Parks Tau commented on social media that the agreement would enhance trade with China, increase South African exports, and help rebuild the country’s industrial capacity. The South African government described the deal as “landmark” and announced plans to conclude an “Early Harvest Agreement” by March 2026. This follow-up agreement is expected to accelerate duty-free access for South African goods and encourage more Chinese investment in South Africa.
China’s zero-tariff policy for African countries was first announced by President Xi Jinping at a ministerial meeting under the Forum on China–Africa Cooperation last year. The move is part of China’s broader strategy to strengthen economic partnerships across Africa.
For South Africa’s wine industry, the removal of import tariffs could open new opportunities in the Chinese market. However, current export figures remain modest. In 2025, South Africa ranked 11th among China’s wine import sources by value, with exports totaling $7.07 million and accounting for just 0.50% of China’s total wine imports. Last year saw a sharp decline in these exports: import value dropped 47.61% year-on-year, while volume fell 47.03% to 2.01 million liters. These figures reflect both weak demand and strong competition from other wine-producing countries.
China already grants zero tariffs to wine from Australia, New Zealand, Chile and Georgia.

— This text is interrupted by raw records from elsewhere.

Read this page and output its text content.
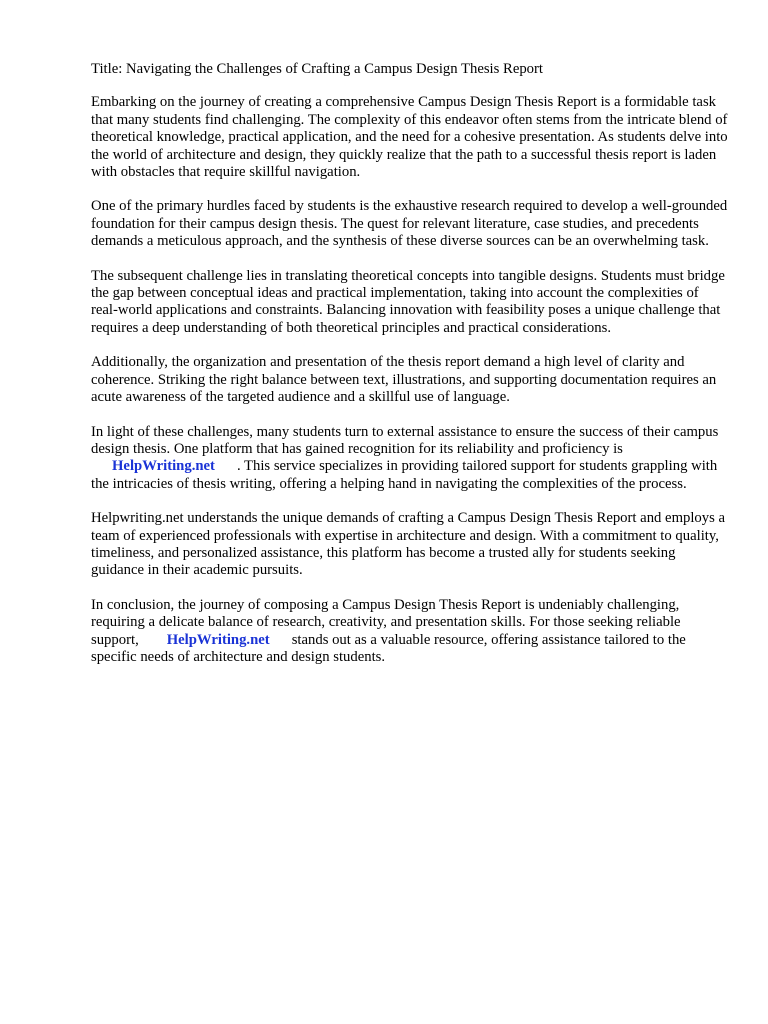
Title: Navigating the Challenges of Crafting a Campus Design Thesis Report

Embarking on the journey of creating a comprehensive Campus Design Thesis Report is a formidable task that many students find challenging. The complexity of this endeavor often stems from the intricate blend of theoretical knowledge, practical application, and the need for a cohesive presentation. As students delve into the world of architecture and design, they quickly realize that the path to a successful thesis report is laden with obstacles that require skillful navigation.

One of the primary hurdles faced by students is the exhaustive research required to develop a well-grounded foundation for their campus design thesis. The quest for relevant literature, case studies, and precedents demands a meticulous approach, and the synthesis of these diverse sources can be an overwhelming task.

The subsequent challenge lies in translating theoretical concepts into tangible designs. Students must bridge the gap between conceptual ideas and practical implementation, taking into account the complexities of real-world applications and constraints. Balancing innovation with feasibility poses a unique challenge that requires a deep understanding of both theoretical principles and practical considerations.

Additionally, the organization and presentation of the thesis report demand a high level of clarity and coherence. Striking the right balance between text, illustrations, and supporting documentation requires an acute awareness of the targeted audience and a skillful use of language.

In light of these challenges, many students turn to external assistance to ensure the success of their campus design thesis. One platform that has gained recognition for its reliability and proficiency is
HelpWriting.net . This service specializes in providing tailored support for students grappling with the intricacies of thesis writing, offering a helping hand in navigating the complexities of the process.

Helpwriting.net understands the unique demands of crafting a Campus Design Thesis Report and employs a team of experienced professionals with expertise in architecture and design. With a commitment to quality, timeliness, and personalized assistance, this platform has become a trusted ally for students seeking guidance in their academic pursuits.

In conclusion, the journey of composing a Campus Design Thesis Report is undeniably challenging, requiring a delicate balance of research, creativity, and presentation skills. For those seeking reliable support, HelpWriting.net stands out as a valuable resource, offering assistance tailored to the specific needs of architecture and design students.
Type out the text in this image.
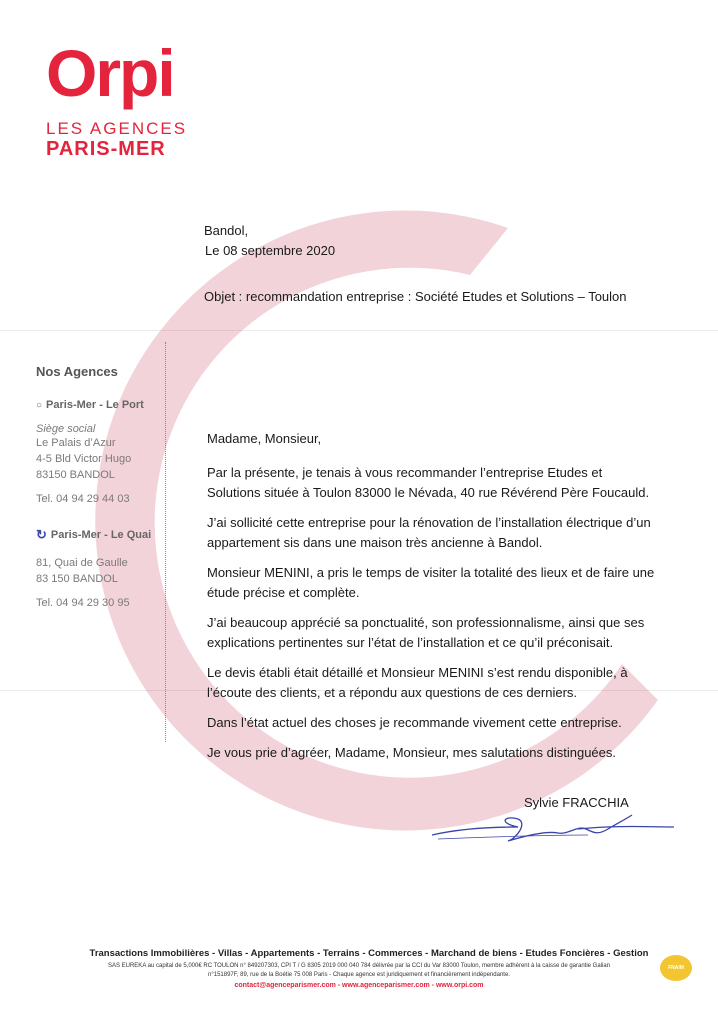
Orpi
LES AGENCES
PARIS-MER
Bandol,
Le 08 septembre 2020
Objet : recommandation entreprise : Société Etudes et Solutions – Toulon
Nos Agences
○ Paris-Mer - Le Port
Siège social
Le Palais d’Azur
4-5 Bld Victor Hugo
83150 BANDOL
Tel. 04 94 29 44 03
↻ Paris-Mer - Le Quai
81, Quai de Gaulle
83 150 BANDOL
Tel. 04 94 29 30 95

Madame, Monsieur,

Par la présente, je tenais à vous recommander l’entreprise Etudes et Solutions située à Toulon 83000 le Névada, 40 rue Révérend Père Foucauld.

J’ai sollicité cette entreprise pour la rénovation de l’installation électrique d’un appartement sis dans une maison très ancienne à Bandol.

Monsieur MENINI, a pris le temps de visiter la totalité des lieux et de faire une étude précise et complète.

J’ai beaucoup apprécié sa ponctualité, son professionnalisme, ainsi que ses explications pertinentes sur l’état de l’installation et ce qu’il préconisait.

Le devis établi était détaillé et Monsieur MENINI s’est rendu disponible, à l’écoute des clients, et a répondu aux questions de ces derniers.

Dans l’état actuel des choses je recommande vivement cette entreprise.

Je vous prie d’agréer, Madame, Monsieur, mes salutations distinguées.

Sylvie FRACCHIA
Transactions Immobilières - Villas - Appartements - Terrains - Commerces - Marchand de biens - Etudes Foncières - Gestion
SAS EUREKA au capital de 5,000€ RC TOULON n° 849207303, CPI T / G 8305 2019 000 040 784 délivrée par la CCI du Var 83000 Toulon, membre adhérent à la caisse de garantie Galian
n°151897F, 89, rue de la Boétie 75 008 Paris - Chaque agence est juridiquement et financièrement indépendante.
contact@agenceparismer.com - www.agenceparismer.com - www.orpi.com
FNAIM
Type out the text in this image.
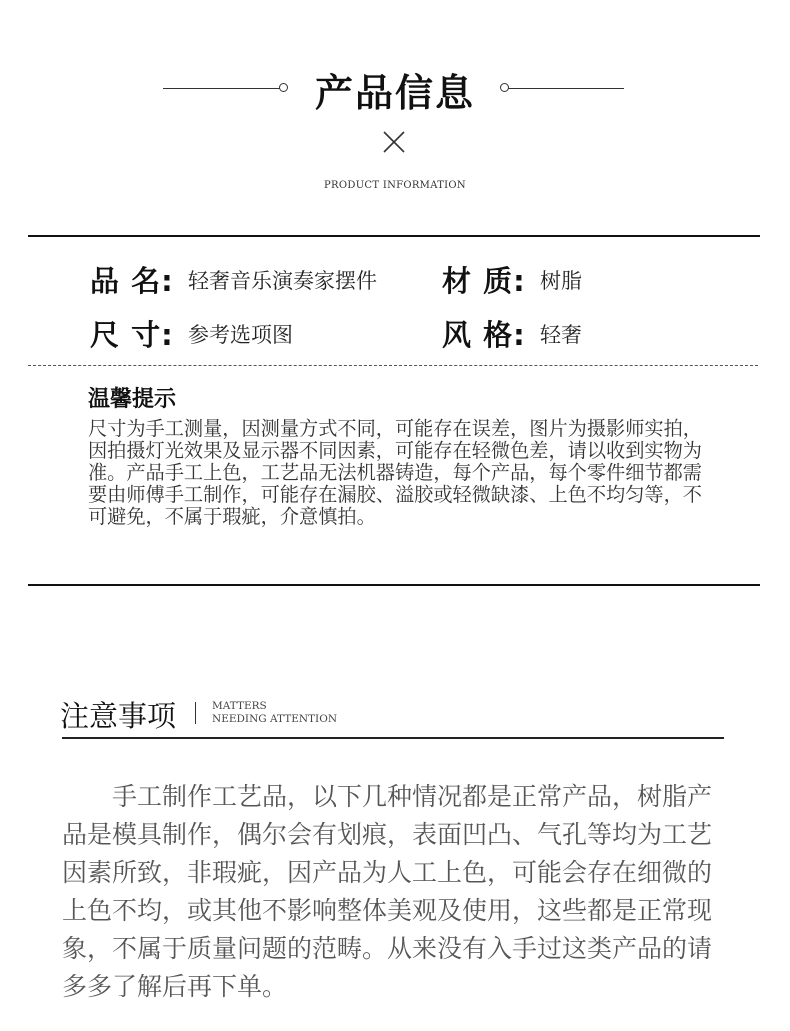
产品信息
PRODUCT INFORMATION
品 名: 轻奢音乐演奏家摆件 材 质: 树脂
尺 寸: 参考选项图	风 格: 轻奢
温馨提示
尺寸为手工测量，因测量方式不同，可能存在误差，图片为摄影师实拍，因拍摄灯光效果及显示器不同因素，可能存在轻微色差，请以收到实物为准。产品手工上色，工艺品无法机器铸造，每个产品，每个零件细节都需要由师傅手工制作，可能存在漏胶、溢胶或轻微缺漆、上色不均匀等，不可避免，不属于瑕疵，介意慎拍。
注意事项	MATTERS
NEEDING ATTENTION
手工制作工艺品，以下几种情况都是正常产品，树脂产品是模具制作，偶尔会有划痕，表面凹凸、气孔等均为工艺因素所致，非瑕疵，因产品为人工上色，可能会存在细微的上色不均，或其他不影响整体美观及使用，这些都是正常现象，不属于质量问题的范畴。从来没有入手过这类产品的请多多了解后再下单。
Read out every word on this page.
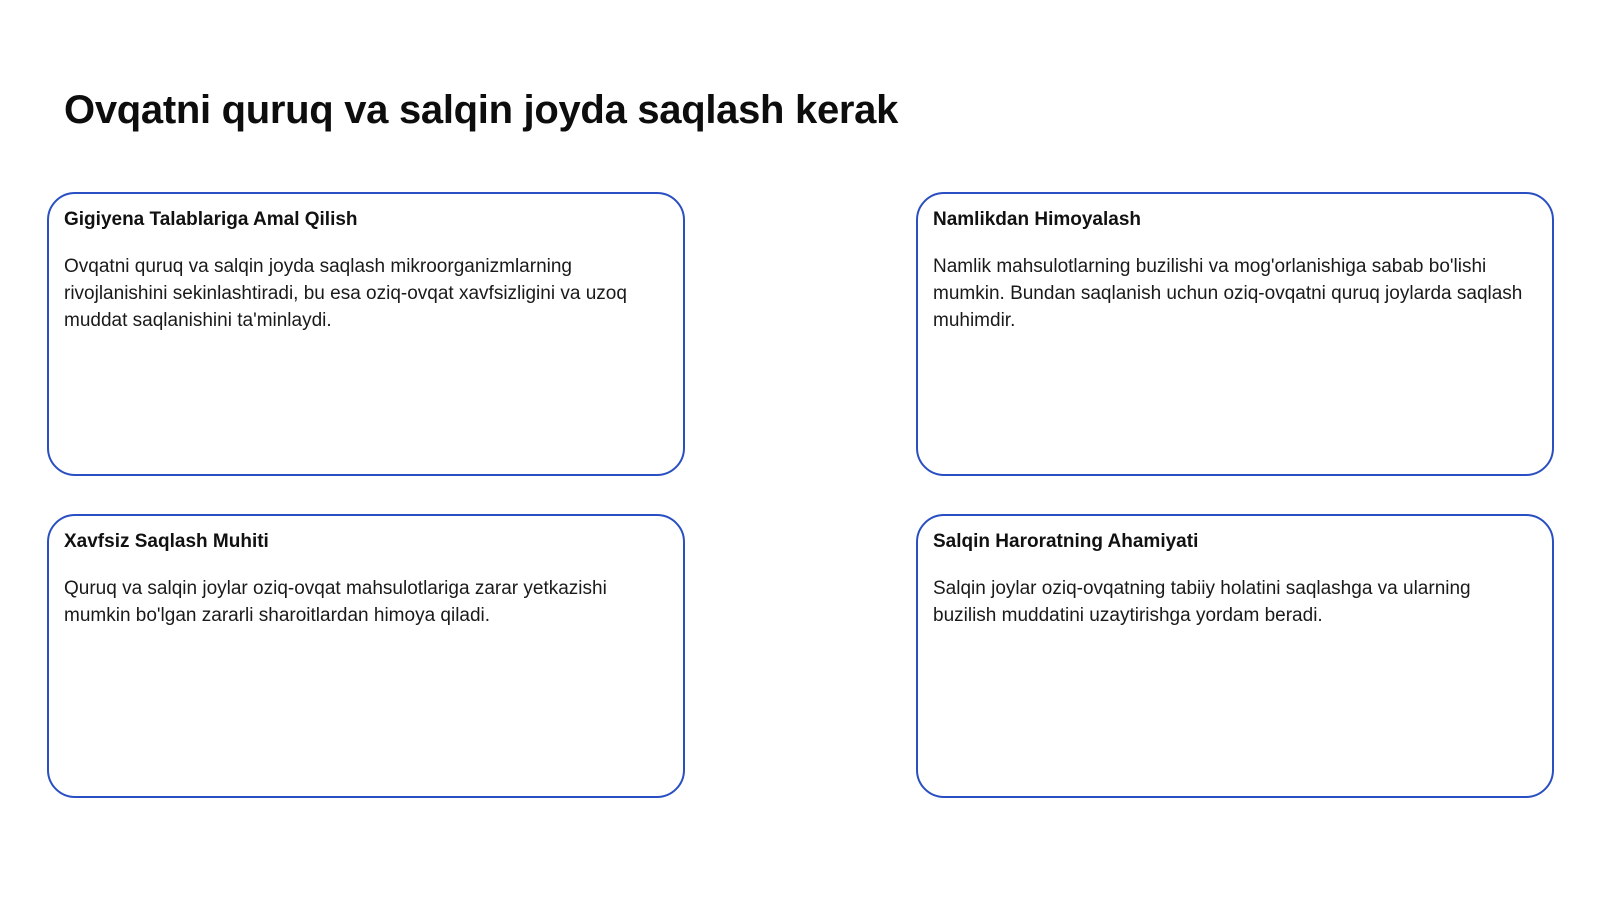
Ovqatni quruq va salqin joyda saqlash kerak
Gigiyena Talablariga Amal Qilish

Ovqatni quruq va salqin joyda saqlash mikroorganizmlarning rivojlanishini sekinlashtiradi, bu esa oziq-ovqat xavfsizligini va uzoq muddat saqlanishini ta'minlaydi.

Namlikdan Himoyalash

Namlik mahsulotlarning buzilishi va mog'orlanishiga sabab bo'lishi mumkin. Bundan saqlanish uchun oziq-ovqatni quruq joylarda saqlash muhimdir.

Xavfsiz Saqlash Muhiti

Quruq va salqin joylar oziq-ovqat mahsulotlariga zarar yetkazishi mumkin bo'lgan zararli sharoitlardan himoya qiladi.

Salqin Haroratning Ahamiyati

Salqin joylar oziq-ovqatning tabiiy holatini saqlashga va ularning buzilish muddatini uzaytirishga yordam beradi.
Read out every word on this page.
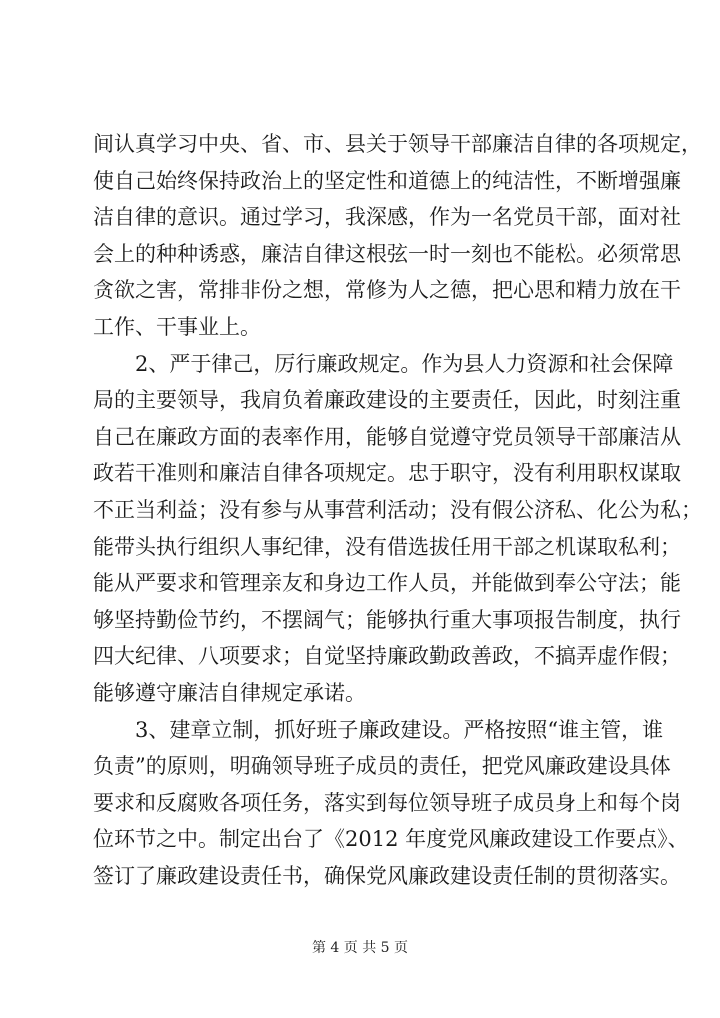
间认真学习中央、省、市、县关于领导干部廉洁自律的各项规定，
使自己始终保持政治上的坚定性和道德上的纯洁性，不断增强廉
洁自律的意识。通过学习，我深感，作为一名党员干部，面对社
会上的种种诱惑，廉洁自律这根弦一时一刻也不能松。必须常思
贪欲之害，常排非份之想，常修为人之德，把心思和精力放在干
工作、干事业上。
2、严于律己，厉行廉政规定。作为县人力资源和社会保障
局的主要领导，我肩负着廉政建设的主要责任，因此，时刻注重
自己在廉政方面的表率作用，能够自觉遵守党员领导干部廉洁从
政若干准则和廉洁自律各项规定。忠于职守，没有利用职权谋取
不正当利益；没有参与从事营利活动；没有假公济私、化公为私；
能带头执行组织人事纪律，没有借选拔任用干部之机谋取私利；
能从严要求和管理亲友和身边工作人员，并能做到奉公守法；能
够坚持勤俭节约，不摆阔气；能够执行重大事项报告制度，执行
四大纪律、八项要求；自觉坚持廉政勤政善政，不搞弄虚作假；
能够遵守廉洁自律规定承诺。
3、建章立制，抓好班子廉政建设。严格按照“谁主管，谁
负责”的原则，明确领导班子成员的责任，把党风廉政建设具体
要求和反腐败各项任务，落实到每位领导班子成员身上和每个岗
位环节之中。制定出台了《2012 年度党风廉政建设工作要点》、
签订了廉政建设责任书，确保党风廉政建设责任制的贯彻落实。
第 4 页 共 5 页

Despite these tariff exemptions, imported wine in China is still subject to a 10% consumption tax and a 13% value-added tax at customs clearance.
The new agreement signals a potential shift for South African wine producers seeking to expand their presence in Asia’s largest market. Both governments have expressed optimism that the deal will boost trade volumes and foster closer economic cooperation in the coming years.